26 Elaborated Codes Restricted Codes
Provide a wide range of ways to say something. More complex. I can make my ideas and intentions explicit. Require more planning. Appropriate for groups who don’t share my assumptions. Restricted Codes Have a narrower range of options. Easier to predict what form it will take. Do not allow for me to expand on what I mean. Appropriate for groups in which my assumptions are shared.

27 Open and Closed Role Systems
Open-role system Expands the number of alternative for individuals in the group. Use of elaborate codes. Person-centered families. Closed-role system Reduces the number of alternative for the participants. Use of restricted codes. Position families.

28 Commentary & Critique

29 SC fills in the gaps left by symbolic interactionism.
SC is popular because of its intuitive appeal. What is the role of interaction? SI assumes that language is an outcome of interaction (thought-language). Sapir & Wharf: language precedes interaction (language-thought).

30 Opposition to SC Because SC conflicts with the concept that reality is objective and independent. Many believe that the rock exist before we even begin talking about it. Structuralists contend that human experience is largely universal, owing to a common biological inheritance and common cognitive structure. Chomsky: language structures are universal. Osgood: the dimensions of meaning are universal.

31 Ellis’s Challenges to SC
Communication cannot proceed without assuming that we live in a world of a priori realism. We must assume that we are all talking about the same thing. Based on two principles: Semantic Realism Words have standard meanings. When I say “football” to Craig, I assume that he knows what I am talking about. These meanings are fairly stable. Meaning itself is real. Coherentism Meanings must be verifiable in experience. A table is a table because I can see it and touch it. This does not mean that the table exist objectively, but that we can all assume it does based on our common experience of “tableness.”

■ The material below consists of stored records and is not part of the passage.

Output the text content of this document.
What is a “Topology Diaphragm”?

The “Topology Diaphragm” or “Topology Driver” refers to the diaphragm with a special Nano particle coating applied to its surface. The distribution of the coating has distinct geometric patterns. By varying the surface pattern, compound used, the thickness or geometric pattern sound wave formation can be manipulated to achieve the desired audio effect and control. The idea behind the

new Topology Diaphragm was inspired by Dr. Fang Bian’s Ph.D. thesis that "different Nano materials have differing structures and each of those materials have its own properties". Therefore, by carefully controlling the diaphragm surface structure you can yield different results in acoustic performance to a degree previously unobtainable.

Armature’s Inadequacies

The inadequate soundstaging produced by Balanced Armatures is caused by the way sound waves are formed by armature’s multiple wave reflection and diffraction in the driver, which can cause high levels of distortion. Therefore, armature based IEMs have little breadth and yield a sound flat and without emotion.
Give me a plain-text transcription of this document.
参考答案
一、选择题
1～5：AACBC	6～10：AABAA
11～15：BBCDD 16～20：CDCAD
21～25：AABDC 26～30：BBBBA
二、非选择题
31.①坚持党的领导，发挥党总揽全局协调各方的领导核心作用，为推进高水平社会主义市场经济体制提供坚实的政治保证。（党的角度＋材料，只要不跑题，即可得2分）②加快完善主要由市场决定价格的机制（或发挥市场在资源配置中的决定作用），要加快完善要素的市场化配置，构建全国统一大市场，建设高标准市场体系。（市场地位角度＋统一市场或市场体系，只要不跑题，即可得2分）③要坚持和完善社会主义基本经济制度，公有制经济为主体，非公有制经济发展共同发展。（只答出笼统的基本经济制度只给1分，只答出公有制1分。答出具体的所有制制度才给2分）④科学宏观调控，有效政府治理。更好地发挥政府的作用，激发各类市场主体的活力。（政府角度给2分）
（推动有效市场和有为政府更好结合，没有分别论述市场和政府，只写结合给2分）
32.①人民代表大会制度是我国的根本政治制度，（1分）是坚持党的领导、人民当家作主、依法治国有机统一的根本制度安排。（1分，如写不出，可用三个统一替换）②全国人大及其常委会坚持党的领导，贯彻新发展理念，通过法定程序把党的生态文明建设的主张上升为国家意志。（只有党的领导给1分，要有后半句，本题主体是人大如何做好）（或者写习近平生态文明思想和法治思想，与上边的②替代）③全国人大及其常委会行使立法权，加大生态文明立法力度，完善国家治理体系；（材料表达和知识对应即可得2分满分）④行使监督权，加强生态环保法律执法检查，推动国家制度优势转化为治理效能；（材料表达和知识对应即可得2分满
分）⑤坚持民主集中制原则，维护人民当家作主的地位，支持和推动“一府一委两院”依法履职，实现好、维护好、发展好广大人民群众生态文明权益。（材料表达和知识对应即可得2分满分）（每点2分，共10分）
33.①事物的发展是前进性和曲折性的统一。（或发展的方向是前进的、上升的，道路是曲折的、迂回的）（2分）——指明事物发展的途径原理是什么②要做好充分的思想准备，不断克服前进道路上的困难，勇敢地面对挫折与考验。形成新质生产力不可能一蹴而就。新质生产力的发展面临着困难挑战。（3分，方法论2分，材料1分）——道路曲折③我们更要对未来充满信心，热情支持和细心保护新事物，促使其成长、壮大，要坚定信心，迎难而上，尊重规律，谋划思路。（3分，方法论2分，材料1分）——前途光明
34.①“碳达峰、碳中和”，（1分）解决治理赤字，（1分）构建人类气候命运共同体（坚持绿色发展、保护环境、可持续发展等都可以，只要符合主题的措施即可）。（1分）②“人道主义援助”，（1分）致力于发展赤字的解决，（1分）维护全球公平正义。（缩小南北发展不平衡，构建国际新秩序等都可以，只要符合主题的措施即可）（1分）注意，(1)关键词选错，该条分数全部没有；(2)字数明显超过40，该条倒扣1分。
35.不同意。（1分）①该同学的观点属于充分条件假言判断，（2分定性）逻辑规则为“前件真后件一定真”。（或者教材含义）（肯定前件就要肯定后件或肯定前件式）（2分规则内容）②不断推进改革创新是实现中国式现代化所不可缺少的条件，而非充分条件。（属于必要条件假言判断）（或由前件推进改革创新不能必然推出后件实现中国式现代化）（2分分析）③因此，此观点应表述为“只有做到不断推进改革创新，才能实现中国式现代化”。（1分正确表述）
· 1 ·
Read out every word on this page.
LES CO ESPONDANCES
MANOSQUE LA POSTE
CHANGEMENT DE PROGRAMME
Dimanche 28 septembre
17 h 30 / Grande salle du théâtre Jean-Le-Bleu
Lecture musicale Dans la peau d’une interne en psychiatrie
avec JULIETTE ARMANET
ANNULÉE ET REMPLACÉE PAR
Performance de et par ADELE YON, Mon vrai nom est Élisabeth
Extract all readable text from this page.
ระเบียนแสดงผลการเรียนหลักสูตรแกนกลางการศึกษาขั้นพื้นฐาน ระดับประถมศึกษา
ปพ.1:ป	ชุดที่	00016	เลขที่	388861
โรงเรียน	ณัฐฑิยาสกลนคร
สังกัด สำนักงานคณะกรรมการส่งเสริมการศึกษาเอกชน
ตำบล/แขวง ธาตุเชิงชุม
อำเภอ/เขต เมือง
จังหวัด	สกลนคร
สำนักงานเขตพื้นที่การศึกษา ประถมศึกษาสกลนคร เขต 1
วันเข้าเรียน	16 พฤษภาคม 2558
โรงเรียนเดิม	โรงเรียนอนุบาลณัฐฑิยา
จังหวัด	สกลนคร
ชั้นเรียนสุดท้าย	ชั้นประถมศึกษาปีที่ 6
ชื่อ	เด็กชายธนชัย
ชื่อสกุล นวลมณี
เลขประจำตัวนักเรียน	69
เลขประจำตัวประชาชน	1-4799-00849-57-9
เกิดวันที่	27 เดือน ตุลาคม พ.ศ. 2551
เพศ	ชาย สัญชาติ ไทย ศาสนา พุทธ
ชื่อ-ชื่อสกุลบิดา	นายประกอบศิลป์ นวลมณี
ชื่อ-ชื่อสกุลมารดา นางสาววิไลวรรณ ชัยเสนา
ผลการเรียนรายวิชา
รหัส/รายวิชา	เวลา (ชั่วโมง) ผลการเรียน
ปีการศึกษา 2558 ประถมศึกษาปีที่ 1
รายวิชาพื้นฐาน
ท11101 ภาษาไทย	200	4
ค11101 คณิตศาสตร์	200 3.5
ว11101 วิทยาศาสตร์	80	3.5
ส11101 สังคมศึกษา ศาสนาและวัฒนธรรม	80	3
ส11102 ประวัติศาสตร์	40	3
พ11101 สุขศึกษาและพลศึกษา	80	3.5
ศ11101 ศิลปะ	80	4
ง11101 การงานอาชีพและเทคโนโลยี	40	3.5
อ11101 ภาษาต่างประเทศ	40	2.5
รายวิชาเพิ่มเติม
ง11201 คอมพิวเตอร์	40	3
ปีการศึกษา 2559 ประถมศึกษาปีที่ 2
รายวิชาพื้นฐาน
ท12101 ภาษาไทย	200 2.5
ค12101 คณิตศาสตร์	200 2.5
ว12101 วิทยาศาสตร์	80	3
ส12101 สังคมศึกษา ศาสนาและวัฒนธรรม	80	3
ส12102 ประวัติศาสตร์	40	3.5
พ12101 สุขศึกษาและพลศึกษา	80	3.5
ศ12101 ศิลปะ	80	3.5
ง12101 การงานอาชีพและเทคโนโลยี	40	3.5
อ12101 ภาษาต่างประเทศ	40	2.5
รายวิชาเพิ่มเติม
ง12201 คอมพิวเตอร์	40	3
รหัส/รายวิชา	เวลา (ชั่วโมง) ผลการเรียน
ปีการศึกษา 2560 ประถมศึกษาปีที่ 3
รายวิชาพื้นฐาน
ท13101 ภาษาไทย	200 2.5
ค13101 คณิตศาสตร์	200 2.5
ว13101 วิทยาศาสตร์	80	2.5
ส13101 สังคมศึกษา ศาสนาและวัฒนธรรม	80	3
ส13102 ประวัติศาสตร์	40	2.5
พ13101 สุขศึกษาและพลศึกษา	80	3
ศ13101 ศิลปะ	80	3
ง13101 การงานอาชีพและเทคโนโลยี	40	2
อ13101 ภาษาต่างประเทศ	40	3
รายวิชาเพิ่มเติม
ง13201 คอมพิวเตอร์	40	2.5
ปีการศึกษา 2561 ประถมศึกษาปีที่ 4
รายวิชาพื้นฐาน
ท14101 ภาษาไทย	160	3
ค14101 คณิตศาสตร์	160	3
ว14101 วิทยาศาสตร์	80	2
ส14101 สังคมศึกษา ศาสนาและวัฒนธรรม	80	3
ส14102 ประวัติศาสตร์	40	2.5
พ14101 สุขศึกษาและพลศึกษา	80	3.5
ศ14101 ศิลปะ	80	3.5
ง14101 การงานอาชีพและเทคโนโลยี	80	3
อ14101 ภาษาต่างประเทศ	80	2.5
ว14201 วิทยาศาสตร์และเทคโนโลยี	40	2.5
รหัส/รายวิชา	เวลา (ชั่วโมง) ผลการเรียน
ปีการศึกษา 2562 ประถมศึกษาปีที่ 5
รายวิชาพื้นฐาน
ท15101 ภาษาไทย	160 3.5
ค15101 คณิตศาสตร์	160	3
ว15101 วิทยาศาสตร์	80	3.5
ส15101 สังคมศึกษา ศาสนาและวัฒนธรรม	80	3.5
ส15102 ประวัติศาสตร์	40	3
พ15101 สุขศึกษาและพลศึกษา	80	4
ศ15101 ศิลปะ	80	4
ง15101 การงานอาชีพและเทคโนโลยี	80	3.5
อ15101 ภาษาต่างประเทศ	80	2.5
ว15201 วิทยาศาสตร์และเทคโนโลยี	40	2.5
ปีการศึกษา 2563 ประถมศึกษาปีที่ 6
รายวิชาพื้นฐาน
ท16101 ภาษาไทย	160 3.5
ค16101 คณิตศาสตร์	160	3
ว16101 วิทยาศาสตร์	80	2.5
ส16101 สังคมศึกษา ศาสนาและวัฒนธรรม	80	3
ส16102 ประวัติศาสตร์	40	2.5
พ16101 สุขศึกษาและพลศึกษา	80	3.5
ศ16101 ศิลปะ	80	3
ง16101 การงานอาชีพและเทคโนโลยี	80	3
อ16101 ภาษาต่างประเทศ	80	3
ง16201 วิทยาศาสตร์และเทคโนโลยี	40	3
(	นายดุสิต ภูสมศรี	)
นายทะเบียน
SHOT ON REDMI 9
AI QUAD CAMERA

32 Facticity of Objects Social constructivists do not deny that the locomotive exits. The issue is not whether the locomotive exists apart from human construction, but how it it seen, what it is, and how it relates to other objects in my experience. The locomotive can never be viewed as meaningful apart from human experience.

33 A Serious Question If reality is socially constructed, then how can we produce generalizable knowledge? If communication is context bound, then how is theory possible? Cappella: “In short, when competing knowledge claims are generated, how will they be adjudicated?” Good communication theory should not attempt to achieve a standard set of criteria. It should be judged in terms of its utility and its potential for enriching human experience.

34 The Basic Issue of SC Is communication a tool for communicating accurately about the world, or is it the means by which the world itself if determined?